New College House West will welcome residents for the first time this week after over two years of construction.
The 430 sophomores, juniors, and seniors living in the new college house will move in from Aug. 27 to Aug. 29. The building, which cost a record-shattering $169.5 million to complete, offers suite-style apartments with a dining cafe, private courtyard, coffee bar, and spectacular views of the city.
NCHW has many similar features to Lauder College House, and the two share an architect: Bohlin Cywinski Jackson, Executive Director of the Business Services Division Doug Berger said. Both College Houses have three to six bedroom suites but they have different design elements, which were made based on students’ experiences living in Lauder, Berger added.
Unlike Lauder, NCHW suites feature a sink outside each bathroom, a kitchenette area with a countertop and large microfridge, and desks built into windows so students can look out while studying.
NCHW will also be home to the Quaker Kitchen, a dining facility that serves a restaurant-style dinner four to five nights each week. The Quaker Kitchen has 75 seats available for reservation, serving up to 150 students per night.
Berger said the idea for the kitchen was conceived in collaboration with President Amy Gutmann, who advocated for a dining facility in the house. Quaker Kitchen also offers a teaching program for students, allowing them to watch chefs prepare meals and learn basic cooking skills such as chopping onions and making pasta.
While the Quaker Kitchen and its programming are available to all students, NCHW also has seven kitchens on residential floors built specifically for the students who live there.
The first two floors of NCHW are available to all Penn students, Berger said. This area includes a café, multipurpose room, courtyard, fitness room, meditation room, study spaces, and music practice rooms.
The residential suites are in the two wings on each side of the center building and on higher floors above the center building.
University Architect Mark Kocent said the central tower deliberately replicates the urban nature of the street, which includes off-campus apartment building The Radian.
The central courtyard facing Locust Walk is available for members of the Penn and West Philadelphia community to use.
The building also features a smaller, private courtyard modeled after the courtyard in Lauder and the Quad on Spruce Street.
Kocent said NCHW also incorporates unique features, such as a vinyl dot screen lining the two glass walls of the dining pavilion that birds can perceive to mitigate collisions.

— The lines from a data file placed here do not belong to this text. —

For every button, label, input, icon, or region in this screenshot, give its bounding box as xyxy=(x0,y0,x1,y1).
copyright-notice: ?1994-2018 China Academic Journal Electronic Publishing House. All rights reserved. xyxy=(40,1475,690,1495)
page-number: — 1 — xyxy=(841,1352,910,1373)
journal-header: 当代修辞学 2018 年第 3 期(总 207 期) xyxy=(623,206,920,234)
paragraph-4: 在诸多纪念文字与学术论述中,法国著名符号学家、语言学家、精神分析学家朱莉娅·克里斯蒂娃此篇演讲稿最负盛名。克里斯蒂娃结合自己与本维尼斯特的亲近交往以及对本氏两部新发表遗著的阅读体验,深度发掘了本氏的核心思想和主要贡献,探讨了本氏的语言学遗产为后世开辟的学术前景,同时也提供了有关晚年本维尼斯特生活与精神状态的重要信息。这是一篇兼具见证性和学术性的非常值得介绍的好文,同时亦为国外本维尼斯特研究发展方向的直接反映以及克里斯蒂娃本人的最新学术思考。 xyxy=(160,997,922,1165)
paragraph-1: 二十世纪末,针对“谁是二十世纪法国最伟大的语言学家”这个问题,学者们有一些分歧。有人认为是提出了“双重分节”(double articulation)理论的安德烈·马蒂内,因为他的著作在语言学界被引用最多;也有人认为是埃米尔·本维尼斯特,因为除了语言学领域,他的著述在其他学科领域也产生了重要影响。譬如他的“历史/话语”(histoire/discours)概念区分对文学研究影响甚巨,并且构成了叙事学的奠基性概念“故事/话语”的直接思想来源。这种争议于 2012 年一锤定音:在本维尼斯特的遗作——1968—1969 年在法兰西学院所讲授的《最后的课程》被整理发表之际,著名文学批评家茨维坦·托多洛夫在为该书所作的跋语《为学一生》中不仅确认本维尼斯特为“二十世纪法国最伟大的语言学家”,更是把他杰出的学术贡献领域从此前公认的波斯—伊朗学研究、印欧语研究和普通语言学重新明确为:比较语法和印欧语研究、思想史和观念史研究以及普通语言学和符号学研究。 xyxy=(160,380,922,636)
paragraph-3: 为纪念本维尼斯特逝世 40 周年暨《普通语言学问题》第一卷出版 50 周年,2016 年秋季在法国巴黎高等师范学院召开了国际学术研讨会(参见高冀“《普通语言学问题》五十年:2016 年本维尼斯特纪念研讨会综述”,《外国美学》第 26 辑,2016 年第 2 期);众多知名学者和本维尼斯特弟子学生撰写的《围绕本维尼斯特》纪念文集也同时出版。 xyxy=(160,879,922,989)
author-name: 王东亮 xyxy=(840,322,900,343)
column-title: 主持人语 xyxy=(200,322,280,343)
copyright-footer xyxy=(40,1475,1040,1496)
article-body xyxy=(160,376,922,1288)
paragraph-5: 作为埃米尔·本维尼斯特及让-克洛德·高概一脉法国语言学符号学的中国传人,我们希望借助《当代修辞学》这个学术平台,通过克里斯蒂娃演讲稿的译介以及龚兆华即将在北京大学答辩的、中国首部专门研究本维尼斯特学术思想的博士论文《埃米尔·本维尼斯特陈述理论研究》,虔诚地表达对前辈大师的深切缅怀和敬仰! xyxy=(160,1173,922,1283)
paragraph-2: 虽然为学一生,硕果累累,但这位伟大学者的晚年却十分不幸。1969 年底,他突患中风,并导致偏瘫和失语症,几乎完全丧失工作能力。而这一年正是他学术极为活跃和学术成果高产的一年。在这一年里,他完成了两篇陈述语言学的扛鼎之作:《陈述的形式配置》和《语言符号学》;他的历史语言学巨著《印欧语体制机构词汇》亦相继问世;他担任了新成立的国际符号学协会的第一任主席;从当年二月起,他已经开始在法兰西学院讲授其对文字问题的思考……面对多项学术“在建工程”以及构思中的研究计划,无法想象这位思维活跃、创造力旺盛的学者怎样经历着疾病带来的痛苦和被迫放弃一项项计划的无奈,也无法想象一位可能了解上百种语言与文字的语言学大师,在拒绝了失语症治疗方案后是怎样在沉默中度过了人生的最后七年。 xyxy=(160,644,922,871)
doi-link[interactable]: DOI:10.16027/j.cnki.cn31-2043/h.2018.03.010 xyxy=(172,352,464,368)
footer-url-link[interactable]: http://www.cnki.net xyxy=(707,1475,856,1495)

While clearing trees to create a pathway toward Du Bois College House, the landscape architect chose to intentionally split open and preserve a red oak tree as a "nursing log," a decaying tree that facilitates a habitat for various wildlife, insects, and microbiotic organisms.
The architects worked to preserve some aspects of nature and create a "net addition of green space." Students previously expressed concerns that the building would demolish some of the few green spaces left on campus.
NCHW’s fall 2021 opening coincides with the launch of Penn’s new Second-Year Experience program which requires sophomores to live on campus and purchase a meal plan. Both the housing and dining requirements faced pushback from students who said that living off campus and buying groceries can be cheaper.
A certificate of occupancy was issued by the City of Philadelphia at the end of July 2021, Facilities and Real Estate Services Department of Design and Construction Senior Project Manager Dave Dunn said.
All house faculty moved into the building by the end of July, and resident advisors and graduate associates moved in during the month of August.
The College House’s senior staff includes Trina Sokoloski, the former house dean of Hill College House and Lauder College House, as house director, and Amy Stornaiuolo, an associate professor in the Graduate School of Education, as faculty director.
Dunn said that the COVID-19 pandemic halted construction for around a month, but the project was granted an exemption to the city’s stay-at-home order in spring 2020 to stabilize the exterior of the building.
Workers returned to work in May 2020, and were required to follow a site-specific COVID-19 safety plan mandated by both Penn and the city.
“The project was pretty much ahead of the curve when [COVID-19] came as far as procurement of materials,” Dunn said “We got lucky from a timing point of view. There was a lot of hard work, a lot of hours, a lot of people that stayed on top of this so we could hit that completion date.”
Still, Dunn said the project lost six months of part-time productive work, adding that safety restrictions made for less efficient construction.
“[NCHW] is a very beautiful, well-conceived and designed building,” Berger said. “I believe students are going to be very excited to live there.”